He’s just winding up: “But it is wrong, wrong, wrong to rewrite ‘Silent Night.’ If you don’t believe Jesus was God, OK, go write your own damn ‘Silent Night’ and leave ours alone.”

He approaches his point with shock intended to lay it out: “This is spiritual piracy and cultural elitism and we Christians have stood for it long enough.” And there you have it.

Harvard elites and Unitarians aren’t his only target: “And all those lousy holiday songs by Jewish guys that trash up the malls every year. Rudolph and the chestnuts and the rest of that dreck [“worthless trashy stuff, especially low-quality merchandise”; I had to look it up]. Did one of our guys write ‘Grab your loafers, come along if you wanna, and we’ll blow that shofar for Rosh Hashanah’? No, we didn’t.”

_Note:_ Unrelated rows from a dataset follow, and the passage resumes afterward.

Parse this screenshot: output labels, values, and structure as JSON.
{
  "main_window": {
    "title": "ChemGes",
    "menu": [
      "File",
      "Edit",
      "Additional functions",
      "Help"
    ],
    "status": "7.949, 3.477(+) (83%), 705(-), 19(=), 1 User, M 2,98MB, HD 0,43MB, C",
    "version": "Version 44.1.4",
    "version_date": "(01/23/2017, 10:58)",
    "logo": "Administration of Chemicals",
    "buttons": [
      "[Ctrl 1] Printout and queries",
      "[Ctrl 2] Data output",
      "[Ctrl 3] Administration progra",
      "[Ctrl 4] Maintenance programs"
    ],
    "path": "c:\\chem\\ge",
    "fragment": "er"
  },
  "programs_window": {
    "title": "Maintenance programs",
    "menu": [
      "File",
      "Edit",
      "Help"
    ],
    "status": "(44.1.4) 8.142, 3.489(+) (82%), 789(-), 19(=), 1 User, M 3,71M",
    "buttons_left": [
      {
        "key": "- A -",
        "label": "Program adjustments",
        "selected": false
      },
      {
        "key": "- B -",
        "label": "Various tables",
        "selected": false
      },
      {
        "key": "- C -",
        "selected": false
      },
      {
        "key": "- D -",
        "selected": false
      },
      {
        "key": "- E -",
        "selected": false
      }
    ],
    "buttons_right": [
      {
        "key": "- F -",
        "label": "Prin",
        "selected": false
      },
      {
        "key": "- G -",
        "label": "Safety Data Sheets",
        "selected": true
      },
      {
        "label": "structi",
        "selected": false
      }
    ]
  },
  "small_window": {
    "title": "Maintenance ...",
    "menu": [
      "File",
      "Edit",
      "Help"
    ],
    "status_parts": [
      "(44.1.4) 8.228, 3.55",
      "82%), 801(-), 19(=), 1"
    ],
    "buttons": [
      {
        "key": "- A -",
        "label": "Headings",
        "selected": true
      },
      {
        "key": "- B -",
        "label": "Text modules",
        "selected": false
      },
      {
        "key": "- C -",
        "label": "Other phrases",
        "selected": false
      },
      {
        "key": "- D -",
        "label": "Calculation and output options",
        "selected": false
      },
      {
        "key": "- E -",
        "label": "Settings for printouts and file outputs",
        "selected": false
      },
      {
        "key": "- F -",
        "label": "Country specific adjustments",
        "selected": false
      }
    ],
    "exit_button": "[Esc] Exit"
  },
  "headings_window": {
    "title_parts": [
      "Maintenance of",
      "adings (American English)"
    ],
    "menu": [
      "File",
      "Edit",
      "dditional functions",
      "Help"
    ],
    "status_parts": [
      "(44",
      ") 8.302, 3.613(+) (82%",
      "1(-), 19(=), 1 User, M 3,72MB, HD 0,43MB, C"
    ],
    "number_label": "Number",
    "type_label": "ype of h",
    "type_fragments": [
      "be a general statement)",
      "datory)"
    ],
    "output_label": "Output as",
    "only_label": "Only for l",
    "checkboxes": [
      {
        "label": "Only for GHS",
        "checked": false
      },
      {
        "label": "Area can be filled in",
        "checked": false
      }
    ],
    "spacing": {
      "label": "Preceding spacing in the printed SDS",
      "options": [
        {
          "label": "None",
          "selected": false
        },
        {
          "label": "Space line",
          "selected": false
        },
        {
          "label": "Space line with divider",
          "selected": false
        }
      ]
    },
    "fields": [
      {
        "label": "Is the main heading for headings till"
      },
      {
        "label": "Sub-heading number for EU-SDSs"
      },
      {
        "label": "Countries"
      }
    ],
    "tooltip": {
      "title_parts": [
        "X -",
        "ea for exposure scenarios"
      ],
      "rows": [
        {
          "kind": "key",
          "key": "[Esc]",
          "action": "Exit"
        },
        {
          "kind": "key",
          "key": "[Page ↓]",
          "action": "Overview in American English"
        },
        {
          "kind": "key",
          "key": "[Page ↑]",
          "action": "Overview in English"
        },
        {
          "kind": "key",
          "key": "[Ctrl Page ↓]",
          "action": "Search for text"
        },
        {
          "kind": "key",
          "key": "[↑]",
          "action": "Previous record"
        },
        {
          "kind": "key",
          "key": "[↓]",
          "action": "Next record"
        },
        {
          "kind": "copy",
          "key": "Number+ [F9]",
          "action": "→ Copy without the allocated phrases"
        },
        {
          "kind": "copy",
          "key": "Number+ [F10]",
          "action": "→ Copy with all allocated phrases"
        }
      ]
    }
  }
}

Now his point, as only Keillor could (or would dare) put it: “Christmas is a Christian holiday—if you’re not in the club, then buzz off. Celebrate Yule instead or dance around in druid robes for the solstice. Go light a big log, go wassailing and falalaing until you fall down, eat figgy pudding until you puke, but don’t mess with the Messiah.”

This, then, was his pre-Christmas greeting to strong women, (we) good-looking men, and above-average children.

As I said, I didn’t say; he did. He did not say intellectuals are not intelligent, that Unitarians are ungodly, or that Jewish people are dreckish. He said they are not Christians, while affirming their rights, and that, therefore, Christmas is not their holiday. Christmas not being their holiday, he objects to attempts to take Christmas away from Christians by political correctness and a denial of equal rights for a majority group.

He might have said this in politically correct or academic language, but he complains he’s tired of people not listening. So he codifies it in Keillorism. Christmas is Christian, and that’s all there is to it.